When NASA
announced that they were going to hold a press conference about "an astrobiology finding that will impact the search for extraterrestrial life," I was pretty excited--especially when I read that the details had been embargoed (that is, people at the journal publishing the paper weren't allowed to talk about it ahead of time). To make sure we got the hint, NASA reminded readers that "Astrobiology is the study of the origin, evolution, distribution and future of life in the universe."
What would the discovery be? The odds that
SETI had finally received their alien phone call seemed slim. But maybe researchers had spotted solid evidence of alien bacteria on Saturn's moon Titan, or some other rock in the solar system. After all, there have been some tantalizing
hints in that direction recently.
The press conference was schedule for 2:00 ET yesterday, but a few hours earlier, the story leaked all over the internet. According to Gizmodo (whose story has since been updated), astrobiologist Felisa Wolfe-Simon had discovered an exciting new bacteria species in a weird California lake. These bacteria, the story said, were not made of the same buildings blocks as the rest of Earth's life. While all other known life is made of six primary ingredients (carbon, hydrogen, oxygen, nitrogen, phosphorus, and sulfur), these bacteria used arsenic instead of phosphorus.
Phosphorus is part of the backbone of DNA. The discovery of a life form that built its DNA out of different molecules would indeed be huge. Was it evidence that life had arisen on Earth not once, but twice? Or, since NASA was promoting this as an astrobiology story, did they believe that the bacteria had traveled to Earth from a meteorite--evidence for alien life?
When NASA released
its own story a few hours later, the message was slightly different.
What Wolfe-Simon
found was a bacterial strain called GFAJ-1, a member of a common bacterial family.
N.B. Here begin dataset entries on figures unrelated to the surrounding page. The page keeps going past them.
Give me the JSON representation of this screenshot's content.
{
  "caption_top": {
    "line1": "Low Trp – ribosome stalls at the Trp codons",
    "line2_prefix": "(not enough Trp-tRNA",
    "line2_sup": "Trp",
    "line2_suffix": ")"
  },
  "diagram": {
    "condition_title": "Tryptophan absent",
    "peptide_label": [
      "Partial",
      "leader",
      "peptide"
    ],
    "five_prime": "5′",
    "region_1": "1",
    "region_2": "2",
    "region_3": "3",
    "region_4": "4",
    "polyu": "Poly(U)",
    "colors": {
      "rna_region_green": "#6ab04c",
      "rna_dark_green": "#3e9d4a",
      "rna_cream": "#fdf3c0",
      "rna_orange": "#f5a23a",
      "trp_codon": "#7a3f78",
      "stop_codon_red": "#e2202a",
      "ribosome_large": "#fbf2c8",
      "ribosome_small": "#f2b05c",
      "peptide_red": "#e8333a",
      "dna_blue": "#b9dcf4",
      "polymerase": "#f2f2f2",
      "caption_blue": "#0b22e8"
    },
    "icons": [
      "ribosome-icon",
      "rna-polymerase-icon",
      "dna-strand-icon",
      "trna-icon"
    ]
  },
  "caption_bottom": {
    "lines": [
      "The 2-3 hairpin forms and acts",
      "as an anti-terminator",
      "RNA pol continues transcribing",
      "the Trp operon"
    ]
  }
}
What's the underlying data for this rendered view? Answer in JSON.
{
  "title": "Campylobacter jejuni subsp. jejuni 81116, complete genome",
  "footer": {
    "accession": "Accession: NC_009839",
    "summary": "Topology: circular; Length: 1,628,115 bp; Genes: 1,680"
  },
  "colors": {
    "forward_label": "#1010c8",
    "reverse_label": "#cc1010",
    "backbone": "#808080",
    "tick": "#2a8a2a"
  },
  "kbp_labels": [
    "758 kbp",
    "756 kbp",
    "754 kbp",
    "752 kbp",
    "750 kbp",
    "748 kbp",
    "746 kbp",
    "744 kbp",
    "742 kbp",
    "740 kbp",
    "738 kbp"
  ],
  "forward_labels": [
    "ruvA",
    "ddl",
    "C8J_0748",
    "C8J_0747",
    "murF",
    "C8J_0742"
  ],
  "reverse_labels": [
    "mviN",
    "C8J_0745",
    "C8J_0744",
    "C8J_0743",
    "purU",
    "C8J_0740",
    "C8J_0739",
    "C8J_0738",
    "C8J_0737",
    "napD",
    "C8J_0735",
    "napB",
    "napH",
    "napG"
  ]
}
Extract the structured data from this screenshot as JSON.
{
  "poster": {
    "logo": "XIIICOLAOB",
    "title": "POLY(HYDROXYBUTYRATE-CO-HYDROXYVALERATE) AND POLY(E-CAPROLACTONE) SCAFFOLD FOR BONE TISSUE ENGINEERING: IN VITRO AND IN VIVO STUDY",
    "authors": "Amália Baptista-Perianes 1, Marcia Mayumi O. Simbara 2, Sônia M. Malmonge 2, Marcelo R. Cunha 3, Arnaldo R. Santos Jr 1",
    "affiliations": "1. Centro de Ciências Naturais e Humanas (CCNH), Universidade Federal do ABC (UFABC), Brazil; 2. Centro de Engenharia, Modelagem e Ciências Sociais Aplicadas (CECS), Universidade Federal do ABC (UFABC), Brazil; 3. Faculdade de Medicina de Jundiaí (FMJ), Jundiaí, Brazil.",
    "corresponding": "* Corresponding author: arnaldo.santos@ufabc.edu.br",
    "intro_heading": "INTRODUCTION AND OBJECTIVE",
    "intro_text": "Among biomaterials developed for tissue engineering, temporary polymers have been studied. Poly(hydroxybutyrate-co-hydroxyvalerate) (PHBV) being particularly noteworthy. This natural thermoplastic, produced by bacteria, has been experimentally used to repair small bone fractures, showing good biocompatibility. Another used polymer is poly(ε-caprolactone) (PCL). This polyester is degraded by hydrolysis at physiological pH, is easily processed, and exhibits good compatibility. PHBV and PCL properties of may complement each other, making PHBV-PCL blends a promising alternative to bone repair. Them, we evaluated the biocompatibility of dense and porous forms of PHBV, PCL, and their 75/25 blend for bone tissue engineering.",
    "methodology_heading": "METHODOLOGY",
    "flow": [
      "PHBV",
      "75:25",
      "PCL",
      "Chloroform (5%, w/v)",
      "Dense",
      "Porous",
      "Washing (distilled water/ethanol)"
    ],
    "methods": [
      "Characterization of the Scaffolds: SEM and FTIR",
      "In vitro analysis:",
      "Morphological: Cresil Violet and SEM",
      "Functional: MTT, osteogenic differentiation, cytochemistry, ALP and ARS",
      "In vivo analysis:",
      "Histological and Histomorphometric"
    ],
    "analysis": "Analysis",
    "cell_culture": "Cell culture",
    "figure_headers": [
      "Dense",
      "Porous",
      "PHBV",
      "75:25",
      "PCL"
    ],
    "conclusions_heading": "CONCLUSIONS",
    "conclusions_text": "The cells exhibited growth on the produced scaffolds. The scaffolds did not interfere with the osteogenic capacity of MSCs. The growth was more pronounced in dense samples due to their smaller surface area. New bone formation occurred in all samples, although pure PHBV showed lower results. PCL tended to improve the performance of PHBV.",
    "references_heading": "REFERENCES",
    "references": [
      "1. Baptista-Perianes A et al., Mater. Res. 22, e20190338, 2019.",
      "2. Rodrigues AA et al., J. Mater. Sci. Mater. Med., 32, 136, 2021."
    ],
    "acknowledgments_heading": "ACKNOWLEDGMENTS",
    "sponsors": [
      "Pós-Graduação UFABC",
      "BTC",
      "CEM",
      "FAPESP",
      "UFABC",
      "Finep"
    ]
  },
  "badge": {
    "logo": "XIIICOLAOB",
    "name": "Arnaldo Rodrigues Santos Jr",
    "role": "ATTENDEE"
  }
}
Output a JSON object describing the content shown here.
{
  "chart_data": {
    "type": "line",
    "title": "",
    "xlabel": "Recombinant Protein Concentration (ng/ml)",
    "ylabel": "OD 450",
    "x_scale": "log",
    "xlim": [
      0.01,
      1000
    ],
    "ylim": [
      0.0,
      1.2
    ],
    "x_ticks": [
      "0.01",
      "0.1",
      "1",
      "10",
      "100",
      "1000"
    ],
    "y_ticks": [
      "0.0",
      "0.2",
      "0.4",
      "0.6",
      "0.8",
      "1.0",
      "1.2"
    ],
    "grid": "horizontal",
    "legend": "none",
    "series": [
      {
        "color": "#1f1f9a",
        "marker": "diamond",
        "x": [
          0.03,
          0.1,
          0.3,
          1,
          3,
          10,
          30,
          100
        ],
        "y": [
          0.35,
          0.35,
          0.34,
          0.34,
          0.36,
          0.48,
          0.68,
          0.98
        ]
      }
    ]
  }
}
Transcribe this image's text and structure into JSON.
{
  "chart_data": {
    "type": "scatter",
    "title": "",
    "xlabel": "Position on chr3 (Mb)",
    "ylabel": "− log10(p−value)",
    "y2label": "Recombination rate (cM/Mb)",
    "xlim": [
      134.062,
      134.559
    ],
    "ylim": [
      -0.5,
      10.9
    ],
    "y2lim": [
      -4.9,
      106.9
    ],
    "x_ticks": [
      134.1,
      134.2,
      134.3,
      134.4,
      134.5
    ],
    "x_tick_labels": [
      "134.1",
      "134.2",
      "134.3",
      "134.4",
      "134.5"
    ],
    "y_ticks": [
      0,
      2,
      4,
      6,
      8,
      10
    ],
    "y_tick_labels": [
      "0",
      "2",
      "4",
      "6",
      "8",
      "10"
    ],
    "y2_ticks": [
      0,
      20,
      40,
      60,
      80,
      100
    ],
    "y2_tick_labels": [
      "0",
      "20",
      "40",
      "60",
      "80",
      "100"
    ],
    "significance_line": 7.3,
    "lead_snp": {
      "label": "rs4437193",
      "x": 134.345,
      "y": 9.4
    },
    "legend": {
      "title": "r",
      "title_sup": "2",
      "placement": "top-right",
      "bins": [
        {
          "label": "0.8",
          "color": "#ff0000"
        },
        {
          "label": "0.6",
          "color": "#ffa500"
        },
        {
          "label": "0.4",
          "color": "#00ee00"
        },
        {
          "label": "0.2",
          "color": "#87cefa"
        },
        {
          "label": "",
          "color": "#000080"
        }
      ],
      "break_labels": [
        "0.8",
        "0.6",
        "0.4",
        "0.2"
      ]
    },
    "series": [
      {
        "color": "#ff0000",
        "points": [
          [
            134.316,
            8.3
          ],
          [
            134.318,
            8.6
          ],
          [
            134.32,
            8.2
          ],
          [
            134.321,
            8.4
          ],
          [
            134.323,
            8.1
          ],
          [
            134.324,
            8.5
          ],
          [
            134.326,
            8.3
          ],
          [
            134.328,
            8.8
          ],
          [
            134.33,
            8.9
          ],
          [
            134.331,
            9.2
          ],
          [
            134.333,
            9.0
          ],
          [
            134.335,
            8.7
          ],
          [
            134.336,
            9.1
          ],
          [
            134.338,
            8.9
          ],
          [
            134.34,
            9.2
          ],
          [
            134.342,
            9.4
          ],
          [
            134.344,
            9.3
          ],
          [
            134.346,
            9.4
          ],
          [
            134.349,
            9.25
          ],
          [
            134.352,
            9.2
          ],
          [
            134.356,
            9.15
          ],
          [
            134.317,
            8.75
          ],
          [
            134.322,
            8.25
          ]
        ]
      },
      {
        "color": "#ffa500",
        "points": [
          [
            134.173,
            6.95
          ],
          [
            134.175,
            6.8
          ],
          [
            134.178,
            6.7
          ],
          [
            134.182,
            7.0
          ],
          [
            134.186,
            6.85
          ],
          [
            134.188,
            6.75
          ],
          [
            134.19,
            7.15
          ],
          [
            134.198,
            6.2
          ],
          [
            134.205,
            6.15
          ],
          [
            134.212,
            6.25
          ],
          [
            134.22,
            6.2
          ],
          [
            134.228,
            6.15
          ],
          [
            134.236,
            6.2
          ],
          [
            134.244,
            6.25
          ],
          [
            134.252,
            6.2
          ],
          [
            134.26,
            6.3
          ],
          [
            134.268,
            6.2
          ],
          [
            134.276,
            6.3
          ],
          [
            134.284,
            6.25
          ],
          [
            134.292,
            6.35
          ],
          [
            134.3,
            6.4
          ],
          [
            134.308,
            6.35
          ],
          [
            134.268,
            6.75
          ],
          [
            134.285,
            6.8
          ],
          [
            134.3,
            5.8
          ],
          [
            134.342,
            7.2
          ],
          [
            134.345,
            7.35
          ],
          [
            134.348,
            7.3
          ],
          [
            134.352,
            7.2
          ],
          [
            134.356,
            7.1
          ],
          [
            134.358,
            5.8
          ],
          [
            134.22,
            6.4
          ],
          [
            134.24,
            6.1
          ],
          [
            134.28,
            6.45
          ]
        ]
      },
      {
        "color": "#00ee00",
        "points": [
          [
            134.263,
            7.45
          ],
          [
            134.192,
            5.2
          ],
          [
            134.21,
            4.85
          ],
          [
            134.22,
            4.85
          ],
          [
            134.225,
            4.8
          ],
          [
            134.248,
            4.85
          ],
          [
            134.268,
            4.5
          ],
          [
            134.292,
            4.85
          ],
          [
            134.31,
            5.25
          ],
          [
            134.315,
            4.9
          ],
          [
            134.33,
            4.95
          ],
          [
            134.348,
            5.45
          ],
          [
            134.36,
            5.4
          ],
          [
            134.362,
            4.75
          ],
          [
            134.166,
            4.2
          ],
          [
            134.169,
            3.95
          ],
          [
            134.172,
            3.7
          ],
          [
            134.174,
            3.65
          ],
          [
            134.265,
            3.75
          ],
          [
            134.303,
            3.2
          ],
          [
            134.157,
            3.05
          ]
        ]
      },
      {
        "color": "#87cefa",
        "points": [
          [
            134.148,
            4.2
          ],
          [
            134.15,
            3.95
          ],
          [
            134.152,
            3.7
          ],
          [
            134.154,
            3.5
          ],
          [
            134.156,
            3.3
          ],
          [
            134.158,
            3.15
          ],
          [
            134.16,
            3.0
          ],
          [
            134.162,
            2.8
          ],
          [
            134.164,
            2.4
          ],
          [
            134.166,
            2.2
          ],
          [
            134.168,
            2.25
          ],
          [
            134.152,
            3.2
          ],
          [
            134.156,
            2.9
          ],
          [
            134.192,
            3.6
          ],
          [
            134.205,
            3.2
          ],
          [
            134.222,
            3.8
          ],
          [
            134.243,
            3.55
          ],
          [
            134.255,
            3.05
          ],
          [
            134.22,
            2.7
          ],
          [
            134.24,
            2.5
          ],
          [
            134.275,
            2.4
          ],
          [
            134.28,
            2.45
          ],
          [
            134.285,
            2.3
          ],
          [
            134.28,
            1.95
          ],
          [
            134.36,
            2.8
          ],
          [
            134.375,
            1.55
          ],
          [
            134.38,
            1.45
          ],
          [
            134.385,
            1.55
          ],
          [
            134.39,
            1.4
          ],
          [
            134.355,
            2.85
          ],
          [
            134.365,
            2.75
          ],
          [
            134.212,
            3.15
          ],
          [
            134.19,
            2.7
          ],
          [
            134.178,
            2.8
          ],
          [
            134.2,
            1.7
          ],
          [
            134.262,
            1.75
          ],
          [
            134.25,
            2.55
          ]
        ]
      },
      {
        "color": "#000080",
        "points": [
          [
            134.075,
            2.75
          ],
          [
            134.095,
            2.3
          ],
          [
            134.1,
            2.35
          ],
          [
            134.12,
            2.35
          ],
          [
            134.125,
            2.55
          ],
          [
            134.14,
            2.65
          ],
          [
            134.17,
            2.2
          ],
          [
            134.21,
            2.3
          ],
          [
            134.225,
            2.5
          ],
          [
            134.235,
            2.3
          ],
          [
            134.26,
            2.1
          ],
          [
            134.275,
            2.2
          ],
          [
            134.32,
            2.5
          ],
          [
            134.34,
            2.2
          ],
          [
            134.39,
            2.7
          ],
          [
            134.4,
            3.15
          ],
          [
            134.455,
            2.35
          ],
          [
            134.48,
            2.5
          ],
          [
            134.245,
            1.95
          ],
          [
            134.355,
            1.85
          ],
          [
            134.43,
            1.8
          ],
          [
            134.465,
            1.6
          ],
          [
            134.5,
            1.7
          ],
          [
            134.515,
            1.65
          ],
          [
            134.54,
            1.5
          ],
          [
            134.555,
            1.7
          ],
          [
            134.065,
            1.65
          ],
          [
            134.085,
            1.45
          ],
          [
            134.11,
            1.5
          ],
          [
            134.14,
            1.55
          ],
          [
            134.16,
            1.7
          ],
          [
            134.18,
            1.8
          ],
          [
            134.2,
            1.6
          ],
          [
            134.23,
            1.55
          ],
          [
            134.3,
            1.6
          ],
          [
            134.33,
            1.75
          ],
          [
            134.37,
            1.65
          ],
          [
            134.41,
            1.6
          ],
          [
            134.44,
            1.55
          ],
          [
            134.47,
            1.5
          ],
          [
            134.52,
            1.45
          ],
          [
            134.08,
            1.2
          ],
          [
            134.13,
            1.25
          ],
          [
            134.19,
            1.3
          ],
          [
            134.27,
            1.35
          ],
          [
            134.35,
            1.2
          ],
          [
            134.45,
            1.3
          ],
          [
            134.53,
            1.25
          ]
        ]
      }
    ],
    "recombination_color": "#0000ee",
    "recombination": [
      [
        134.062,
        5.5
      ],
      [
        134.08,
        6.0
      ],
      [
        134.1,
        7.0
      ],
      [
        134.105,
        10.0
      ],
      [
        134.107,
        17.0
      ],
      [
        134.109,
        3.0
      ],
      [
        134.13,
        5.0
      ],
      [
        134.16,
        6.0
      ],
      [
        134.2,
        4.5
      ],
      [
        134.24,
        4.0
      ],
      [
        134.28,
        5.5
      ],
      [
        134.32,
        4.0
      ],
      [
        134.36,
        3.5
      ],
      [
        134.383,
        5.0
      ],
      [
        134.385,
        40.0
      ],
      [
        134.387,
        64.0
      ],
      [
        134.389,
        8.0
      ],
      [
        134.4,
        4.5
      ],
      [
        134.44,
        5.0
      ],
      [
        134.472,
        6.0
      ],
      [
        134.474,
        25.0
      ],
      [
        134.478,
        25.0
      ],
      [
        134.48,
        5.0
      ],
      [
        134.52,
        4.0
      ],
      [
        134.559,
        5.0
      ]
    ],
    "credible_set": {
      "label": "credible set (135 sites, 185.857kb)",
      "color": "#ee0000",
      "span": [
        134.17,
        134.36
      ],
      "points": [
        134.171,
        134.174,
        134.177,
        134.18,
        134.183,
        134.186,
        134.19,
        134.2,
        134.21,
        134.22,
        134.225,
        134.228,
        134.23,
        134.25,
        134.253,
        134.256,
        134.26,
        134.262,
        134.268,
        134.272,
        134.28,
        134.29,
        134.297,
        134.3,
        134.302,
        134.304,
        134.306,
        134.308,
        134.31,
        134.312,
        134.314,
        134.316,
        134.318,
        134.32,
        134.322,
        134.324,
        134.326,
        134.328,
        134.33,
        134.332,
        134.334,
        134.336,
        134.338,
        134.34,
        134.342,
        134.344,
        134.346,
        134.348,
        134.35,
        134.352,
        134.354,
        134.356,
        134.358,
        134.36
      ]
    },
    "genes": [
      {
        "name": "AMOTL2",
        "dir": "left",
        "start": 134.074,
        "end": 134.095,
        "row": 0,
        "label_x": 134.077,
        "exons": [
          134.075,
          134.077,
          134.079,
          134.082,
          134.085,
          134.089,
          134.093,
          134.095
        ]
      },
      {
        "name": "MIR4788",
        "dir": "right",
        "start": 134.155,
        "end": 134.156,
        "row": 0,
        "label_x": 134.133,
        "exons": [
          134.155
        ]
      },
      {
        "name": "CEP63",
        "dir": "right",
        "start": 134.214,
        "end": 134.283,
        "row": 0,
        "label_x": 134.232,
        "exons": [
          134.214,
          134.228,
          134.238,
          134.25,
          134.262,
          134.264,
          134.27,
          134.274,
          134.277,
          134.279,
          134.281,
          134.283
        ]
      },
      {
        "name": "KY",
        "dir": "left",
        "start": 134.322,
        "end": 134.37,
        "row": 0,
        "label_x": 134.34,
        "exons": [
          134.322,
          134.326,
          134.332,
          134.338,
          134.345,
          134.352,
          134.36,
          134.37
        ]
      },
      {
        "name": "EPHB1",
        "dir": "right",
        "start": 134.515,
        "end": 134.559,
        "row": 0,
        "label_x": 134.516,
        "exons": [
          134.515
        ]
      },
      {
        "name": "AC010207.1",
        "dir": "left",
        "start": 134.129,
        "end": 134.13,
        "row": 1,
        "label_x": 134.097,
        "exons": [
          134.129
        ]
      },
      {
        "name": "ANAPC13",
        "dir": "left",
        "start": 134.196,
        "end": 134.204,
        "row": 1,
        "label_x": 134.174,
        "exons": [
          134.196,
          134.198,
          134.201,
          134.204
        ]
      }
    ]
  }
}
Since the bacteria live in a lake that contains a lot of arsenic, and arsenic atoms are very similar to phosphorus (this is why arsenic is usually poisonous--it gets into the bodily pathways where phosphorus is supposed to be), she wondered whether these bacteria would be able to safely use arsenic as a substitute for phosphorus.
She cultured the bacteria (grew them in a lab) using sediment from their home lake and increasingly strong concentrations of arsenic. Over many generations of bacteria, she gradually replaced all the phosphorus in their food with arsenic. And they lived! She found evidence that the bacteria had successfully incorporated arsenic into their proteins, and even into the backbone of their DNA.
No one has ever shown before that a life form can swap out one of its vital building blocks (though arsenic-eating bacteria
aren't new). But is this the earth-shaking discovery the headlines are claiming?
Wolfe-Simon did not show, and doesn't claim to have shown, that any bacteria function this way naturally. She did not demonstrate that bacteria in the lake actually substitute arsenic for phosphorus. To get her own plates of bacteria to work this way, she gradually weaned them off phosphorus and added arsenic. As writer Ed Yong
points out, she may have artificially selected for arsenic-eating bacteria--that is, forced their rapid evolution by killing off the non-arsenic-eaters in each generation. And since the arsenic-users grew in exponentially lower amounts than the phosphorus-users, it seems impossible that any of them could exist in nature. They'd immediately be outcompeted by their phosphorus-using neighbors.
The link to alien life is tenuous, at best. "If something here on Earth can do something so unexpected, what else can life do that we haven't seen yet?" Wolfe-Simon
says.
It's an interesting finding, but it's not about extraterrestrial life; it's about a quirky kind of bacteria created in a lab. It's too bad that NASA allowed the hype to drown out the reality.